For me It has to be the characters and the dialogue. Without them the plot is moot. A story has to live and breath and it can only do that through the characters.

Details, descriptions, and tragedy. That I'm good at, everything else is just fluff, and it shows.
 
Charactors - which is just as well, I'm hopeless at describing them. Let their words and actions do that for them. I suppose I'd like the reader to assume something of the character I try to portray, so I'm big on emotions and feelings, seeking a degree of empathy between the reader and the tale.
 
FallingToFly said:
Details, descriptions, and tragedy. That I'm good at, everything else is just fluff, and it shows.

Don't put yourself down - there is poetry in your tragedy.
 
neonlyte said:
Don't put yourself down - there is poetry in your tragedy.

It wasn't a put down, really. I just don't think in terms of romance, or playful, and so everything I write (well, everything that's any good) has that touch of tragedy just waiting to happened, or already passed.

I envy some of the writers on Lit for their ability to take a story and make it so much fun that you forget everything else but how much you sides ache from laughing. One of these days, I'm going to figure out how they do it, and then... well, I probably still won't do it. I like my angst, and in the end, that's what matters! :D
 
FallingToFly said:
It wasn't a put down, really. I just don't think in terms of romance, or playful, and so everything I write (well, everything that's any good) has that touch of tragedy just waiting to happened, or already passed.

I envy some of the writers on Lit for their ability to take a story and make it so much fun that you forget everything else but how much you sides ache from laughing. One of these days, I'm going to figure out how they do it, and then... well, I probably still won't do it. I like my angst, and in the end, that's what matters! :D

No, I see that (first para). But you veil tragedy in beauty, the interplay of words, tight evocative passages where there is no place to slip even a blade. There is rhythm in your writing, consciously or unconsciously, that flows poetically.

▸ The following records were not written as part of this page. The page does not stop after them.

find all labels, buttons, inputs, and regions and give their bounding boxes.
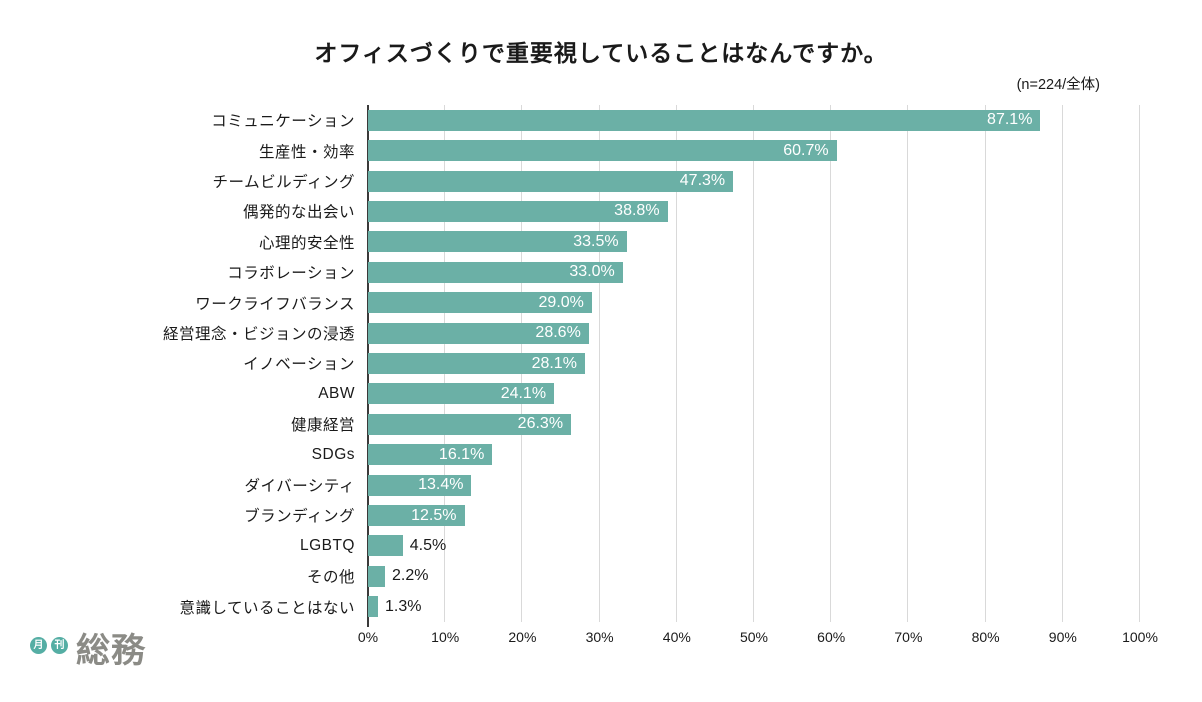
bar — [368, 353, 585, 374]
x-tick-50: 50% — [739, 629, 769, 645]
bar — [368, 383, 555, 405]
category-label: SDGs — [311, 445, 355, 463]
bar-row: 12.5% — [368, 505, 1140, 527]
value-label: 38.8% — [614, 202, 660, 220]
chart-title: オフィスづくりで重要視していることはなんですか。 — [314, 40, 888, 66]
category-label: ブランディング — [244, 508, 355, 526]
x-tick-90: 90% — [1048, 629, 1077, 645]
x-tick-80: 80% — [971, 629, 1000, 645]
bar — [368, 596, 379, 618]
bar — [368, 505, 465, 527]
bar-row: 47.3% — [368, 170, 1140, 192]
bar-row: 1.3% — [368, 596, 1140, 618]
bar — [368, 535, 403, 557]
bar-row: 26.3% — [368, 413, 1140, 435]
gridline-70 — [907, 105, 909, 622]
bar-row: 28.1% — [368, 353, 1140, 374]
gekkan-soumu-logo: 月 刊 総務 — [30, 634, 146, 668]
category-label: チームビルディング — [212, 174, 355, 192]
category-label: 偶発的な出会い — [242, 204, 355, 222]
value-label: 47.3% — [679, 172, 726, 190]
category-label: イノベーション — [243, 356, 355, 374]
value-label: 4.5% — [409, 536, 447, 554]
logo-wordmark: 総務 — [76, 632, 146, 670]
category-label: 生産性・効率 — [258, 143, 355, 161]
value-label: 29.0% — [538, 293, 584, 311]
bar — [368, 109, 1041, 131]
category-label: 意識していることはない — [179, 599, 355, 617]
category-label: コラボレーション — [227, 265, 355, 283]
x-tick-60: 60% — [817, 629, 846, 645]
gridline-40 — [675, 105, 677, 622]
bar-row: 29.0% — [368, 292, 1140, 314]
plot-area: 87.1% 60.7% 47.3% 38.8% 33.5% 33.0% 29.0% 28.6%… — [367, 105, 1140, 627]
value-label: 26.3% — [517, 415, 564, 433]
category-label: ダイバーシティ — [244, 478, 355, 496]
category-axis-labels: コミュニケーション生産性・効率チームビルディング偶発的な出会い心理的安全性コラボ… — [0, 105, 355, 622]
gridline-100 — [1139, 105, 1140, 622]
bar-row: 13.4% — [368, 474, 1140, 496]
bar-row: 4.5% — [368, 535, 1140, 557]
value-label: 13.4% — [418, 476, 464, 494]
value-label: 60.7% — [783, 141, 829, 159]
category-label: ABW — [318, 384, 355, 402]
bar — [368, 413, 572, 435]
x-tick-40: 40% — [662, 629, 691, 645]
bar — [368, 200, 668, 222]
bar — [368, 565, 385, 587]
category-label: 経営理念・ビジョンの浸透 — [162, 326, 355, 344]
bar-row: 38.8% — [368, 200, 1140, 222]
x-tick-20: 20% — [508, 629, 537, 645]
bar-row: 24.1% — [368, 383, 1140, 405]
x-tick-0: 0% — [357, 629, 379, 645]
value-label: 12.5% — [411, 506, 457, 524]
bar — [368, 292, 592, 314]
gridline-30 — [598, 105, 600, 622]
category-label: LGBTQ — [299, 536, 355, 554]
x-tick-10: 10% — [431, 629, 460, 645]
value-label: 28.6% — [535, 324, 581, 342]
category-label: 健康経営 — [290, 417, 355, 435]
value-label: 33.5% — [573, 232, 619, 250]
bar — [368, 322, 589, 344]
x-axis-tick-labels: 0% 10% 20% 30% 40% 50% 60% 70% 80% 90% 100% — [358, 629, 1158, 649]
category-label: コミュニケーション — [211, 113, 355, 131]
bar — [368, 170, 734, 192]
bar-row: 87.1% — [368, 109, 1140, 131]
bar — [368, 140, 837, 162]
value-label: 87.1% — [987, 111, 1033, 129]
x-tick-30: 30% — [585, 629, 614, 645]
gridline-90 — [1061, 105, 1063, 622]
bar — [368, 261, 623, 283]
gridline-80 — [984, 105, 986, 622]
bar-row: 60.7% — [368, 140, 1140, 162]
value-label: 1.3% — [385, 597, 422, 615]
bar-row: 16.1% — [368, 444, 1140, 466]
value-label: 2.2% — [391, 567, 429, 585]
gridline-50 — [753, 105, 754, 622]
x-tick-70: 70% — [894, 629, 923, 645]
value-label: 33.0% — [569, 263, 615, 281]
logo-circle-kan: 刊 — [51, 637, 68, 654]
bar — [368, 231, 627, 253]
value-label: 16.1% — [438, 445, 485, 463]
bar — [368, 444, 493, 466]
bar-row: 28.6% — [368, 322, 1140, 344]
x-tick-100: 100% — [1122, 629, 1158, 645]
bar — [368, 474, 472, 496]
bar-row: 33.0% — [368, 261, 1140, 283]
bar-row: 2.2% — [368, 565, 1140, 587]
logo-circle-gekkan: 月 — [30, 637, 47, 654]
category-label: その他 — [306, 569, 355, 587]
value-label: 28.1% — [531, 354, 577, 372]
sample-size-label: (n=224/全体) — [1016, 77, 1100, 93]
gridline-60 — [830, 105, 832, 622]
bar-row: 33.5% — [368, 231, 1140, 253]
category-label: ワークライフバランス — [195, 295, 355, 313]
category-label: 心理的安全性 — [258, 234, 355, 252]
value-label: 24.1% — [500, 384, 547, 402]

It might even be your writing style (second para) that prevents you from finding levity. A light style is generally more open, an interplay between characters and settings rather than words, and it's from words you draw strength, from what I've seen.
 
I like the narrator to define the characters and whatever conflict is within them. The dialogue serves to confirm the narrator's observations and add coloration to the characters.
 
What I love is dialogue, so most often I'll start with it. That's how a story starts, around one little well-turned phrase that I think should get out into the world and grow into something fun.
 
Recidiva said:
What I love is dialogue, so most often I'll start with it. That's how a story starts, around one little well-turned phrase that I think should get out into the world and grow into something fun.

Clearly... though your style has changed, in Convergence you flesh out the dialogue with substanially more than description. It is a minor masterpiece worth seeking out for any writer bent on expressing the chemisty of relationships.
 
neonlyte said:
Clearly... though your style has changed, in Convergence you flesh out the dialogue with substanially more than description. It is a minor masterpiece worth seeking out for any writer bent on expressing the chemisty of relationships.

Well, if that doesn't beat compliments all to hell.

Thank you so much.

I've tried to alter things to appeal to the audience here. My style has definitely changed from me knowing the backstory to trying to fill in some implied blanks. Thank you for noticing, and the use of the word masterpiece.
 
I do have this charcoal grey pin strip that has with stood the ravages of time.
Then there is the traditional blue blazer, but that's not really a suit.

:D
 
Dranoel said:
There are great plot writers, great scenery and action writers, character writers...

What are you? What do you feel is the strongest point of your writing? And why?

For me It has to be the characters and the dialogue. Without them the plot is moot. A story has to live and breath and it can only do that through the characters.

Dialogue. Definitely. Also, I think I'm good at coming up with plots. And I tend to be somewhat poetic in my language when I write. Long, run-on sentences with special sentence building.